Last Saturday night, a pair of married real estate agents from Mission Viejo checked into the Montage Resort & Spa, one of the most spectacularly situated resorts on the Southern California coast, a luxurious getaway built in the California Craftsman bungalow style -- only, in typical California-visionary fashion, this "bungalow" has 262 rooms. The couple may or may not have booked spa treatments or made reservations at the bluff-top Studio restaurant. They may or may not have packed sunscreen and beach books for their Laguna Beach jaunt. But they did pack heat and a bag of ammo. The next day, Kevin Park and his wife, Joni, who allegedly also had dreamed of bigger houses, better streets, the good life, were dead after an early morning standoff with local police. This is not just a California story; this is a Joan Didion story.
Apparently Joni Park also wanted too much, wanted to trade in the modest house in Mission Viejo for something in ritzier Newport Beach. According to a neighbor, Park thought Mission Viejo was beneath her. Newport Beach and Laguna Beach boast the picturesque Coast Highway; inland Mission Viejo has the traffic-choked Interstate 5.

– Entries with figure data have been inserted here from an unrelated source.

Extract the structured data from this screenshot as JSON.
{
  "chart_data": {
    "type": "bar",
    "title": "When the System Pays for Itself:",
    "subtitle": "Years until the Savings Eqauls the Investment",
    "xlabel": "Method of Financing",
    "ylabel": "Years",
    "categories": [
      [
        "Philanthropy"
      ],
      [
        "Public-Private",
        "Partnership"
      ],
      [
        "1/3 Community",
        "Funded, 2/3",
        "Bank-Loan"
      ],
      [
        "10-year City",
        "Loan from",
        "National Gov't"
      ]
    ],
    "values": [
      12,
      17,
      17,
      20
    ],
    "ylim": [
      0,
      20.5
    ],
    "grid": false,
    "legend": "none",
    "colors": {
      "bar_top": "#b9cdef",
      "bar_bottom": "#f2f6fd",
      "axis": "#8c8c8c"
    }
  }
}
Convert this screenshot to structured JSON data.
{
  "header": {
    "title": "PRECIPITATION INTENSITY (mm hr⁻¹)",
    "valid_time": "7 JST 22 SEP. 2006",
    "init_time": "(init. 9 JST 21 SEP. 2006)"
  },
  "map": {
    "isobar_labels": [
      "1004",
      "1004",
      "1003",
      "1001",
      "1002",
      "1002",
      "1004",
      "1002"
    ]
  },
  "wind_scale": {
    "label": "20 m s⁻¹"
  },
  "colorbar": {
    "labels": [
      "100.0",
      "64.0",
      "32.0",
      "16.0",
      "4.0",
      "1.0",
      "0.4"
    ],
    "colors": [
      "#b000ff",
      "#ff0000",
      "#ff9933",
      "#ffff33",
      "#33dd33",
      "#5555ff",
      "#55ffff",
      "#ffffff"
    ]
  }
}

Reportedly there was some business problem that needed attention last weekend, and the couple had decided that the best way to work things out was to check into a celebrity-rich resort with their three children, using cash and fake names, to talk it all over, with a firearm handy. This was to be a peculiarly California-style family confab. As the Parks' 23-year-old daughter explained, "It was, like, why not be in a place of beauty when we're all together?"
I know the Montage well; in front of the bungalow where the Parks died, bunnies jump around under the bougainvillea and purple pride of Madeira. Staffers discreetly step to the side of the path to let guests pass. The Parks tried to leave Mission Viejo behind in the type of $2,200-a-night suite in which movie stars hole up to read scripts.
"The dream," Didion wrote about the Miller case, "was teaching the dreamers how to live." Miller played out a tabloid fantasy by going off to prison pregnant and having the baby in jail; she was a Jerry Springer guest before her time. The Parks opted for "Bonnie and Clyde"-style pop tragedy. Somewhere in there they must have decided there would be no going back to their 'burb by the 5; somewhere in there they must have decided to get the ultimate late checkout, while living a fantasy of the good life.